Hititler kitabını okuduktan sonra okumaya karar verdiğim tarihi araştırma buydu. Arkasını okuduğumda Deniz Kavimleri üstüne kurulu, gizemlerin, tamamen olmasan bile kısmen, aydınlatıldığı bir çalışma diye düşünmüştüm.


Peşinen söyleyim, kesinlikle öyle değil! Kitap, Tunç ve Geç Tun Çağı'nda varlığını sürdüren Antik Mısır'dan tutun Hititlere kadar tüm mevcut kadim krallıkları konu alan bir eser. Temel amaç ise Geç Tunç Çağında bir anda çöken bu medeniyetlerin çökme sebeplerini araştırıp bulmak. Bu açıdan hayal kırıklığı oldu, yani Deniz Kavimleri üstüne kurulu olmaması ama onlardan hiç bahsetmiyor demek değil. Aslında tarih öncesi devirle ilgili çok fazla gizem var ve bizim elimizde de yapboz parçası gibi çok az belge var.

Yazarın yaptığı ise tüm o belgeler ışığında ( Hitit kitabında olduğu gibi) kendi mantıklı çıkarımlarını yaparak sebepleri aramak oldu. Açıkçası oldukça ilginç bir dönem olduğunu söylemem gerekir ama kitapta anlatılanlar Anadolu-Akdeniz- Mezopotamya bölgesi ile sınırlı elbet. O zamanlar da oldukça küresel bir dünya olduğu çıkarımını yapmak mümkün görünüyor; ticaret ve politik ağlar oldukça sıkı örülmüşe benziyor ( ben öyle anladım en azından) hatta krallar arasındaki ilişki oldukça hoşuma gitti. Deniz Kavimleri olduğu (yahut başka bilinmeyen) düşman saldırıları karşısında birbirinden yardım isteyen hatta tavsiye alan/veren hükümdarların ilişkisi nedense kafamda sıcak bir ilişki canlandırdı. Elbet bu sizi yanıltmamalı, neticede bunlar her daim kendi ülkesinin çıkarlarına öncelik veren insanlar. Hitit kitabında da zaten büyük kral kardeşliği gibi bir şeyden bahsedilmişti, bu ilişki ağı da biraz bundan kaynaklı.
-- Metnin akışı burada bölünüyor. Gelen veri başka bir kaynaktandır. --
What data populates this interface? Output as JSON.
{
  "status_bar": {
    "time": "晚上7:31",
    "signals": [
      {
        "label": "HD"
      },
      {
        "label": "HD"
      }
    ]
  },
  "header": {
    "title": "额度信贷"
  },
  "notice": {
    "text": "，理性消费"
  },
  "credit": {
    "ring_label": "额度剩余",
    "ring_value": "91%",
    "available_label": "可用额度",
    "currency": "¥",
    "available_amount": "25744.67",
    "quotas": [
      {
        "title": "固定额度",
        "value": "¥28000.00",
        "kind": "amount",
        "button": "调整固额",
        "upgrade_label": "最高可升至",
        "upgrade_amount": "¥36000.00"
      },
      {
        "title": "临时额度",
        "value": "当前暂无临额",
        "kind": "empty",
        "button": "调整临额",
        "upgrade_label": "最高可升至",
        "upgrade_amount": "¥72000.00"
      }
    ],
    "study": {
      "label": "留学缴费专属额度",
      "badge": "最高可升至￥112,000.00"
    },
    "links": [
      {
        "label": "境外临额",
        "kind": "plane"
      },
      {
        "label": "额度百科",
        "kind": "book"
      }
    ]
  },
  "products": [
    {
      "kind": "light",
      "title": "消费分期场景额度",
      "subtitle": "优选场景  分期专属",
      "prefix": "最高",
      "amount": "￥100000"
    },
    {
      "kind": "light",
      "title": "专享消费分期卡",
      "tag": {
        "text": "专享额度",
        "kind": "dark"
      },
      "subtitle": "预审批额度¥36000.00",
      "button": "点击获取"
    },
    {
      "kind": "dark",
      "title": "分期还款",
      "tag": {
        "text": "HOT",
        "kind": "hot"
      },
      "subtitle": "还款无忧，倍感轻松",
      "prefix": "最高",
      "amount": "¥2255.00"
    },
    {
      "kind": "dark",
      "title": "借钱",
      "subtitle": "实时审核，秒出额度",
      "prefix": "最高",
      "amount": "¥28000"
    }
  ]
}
Deniz Kavimlerine tekrar dönersek kökenleri tam bir muamma. Onlar hakkında net bilgi veren sadece Mısır kaynakları; birden fazla kavmin bir araya gelmesi ile oluşan bir çeşit göçmen halklar gibi görünüyor. Kavimlerine verilen isimlerden yazar(ve diğer araştırmacılar), o dönem bilinen bazı halklarla bağlantı kurmaya çalışmış ama bunlar tamamen isim yakıştırmasından başka bir şey değil, ikna edicilikten çok uzak. Bu sebeple hala gizemini koruyorlar. Muhtemelen iklim değişikliğinin tetiklediği bir çeşit kavimler göçü olmuş zira o dönemde iklim değişimi de oldu. Günün sonunda depremler, saldırılar, çöken sistem gibi birçok sebebin birleşimi, zaten küresel olarak birbirine de bağlı olan bu krallıkların arka arkaya çökmesine neden olmuşa benziyor ama bu da kesin değil fakat hem yazarın hem de okurken edindiğim kendi izlenimim bu oldu. Zira bahsedilen olası sebeplerin hiçbiri tek başına buna sebep verebilecek etkiye sahip değil ama hepsi ve bilinmeyen başka sebeplerle birleşince, gayet mümkün görünmekte. İşin ironik yanı ise okurken günümüzle de örtüşen bazı noktalar göreceksiniz ve "eyvah, tekerrür ediyor galiba," diyeceksiniz. Ben "s*çtık" dedim hani. ldnasndas

Kitap güzel, okurken hap gibi bilgileri yutmayın. Neticede yazar, kendi çıkarımını yapmış, size kendi fikrini dayatmasına izin vermeyin. Bu tür şeyler için çapraz okuma her zaman faydalıdır, diğer araştırmacılar ne diyor ve neye dayandırıyor... bunları da bilmek isterim. Bu arada kitap birçok ödül almış, kıymet verilen bir eserdir. Niyet edenlere şimdiden keyifli okumalar dilerim.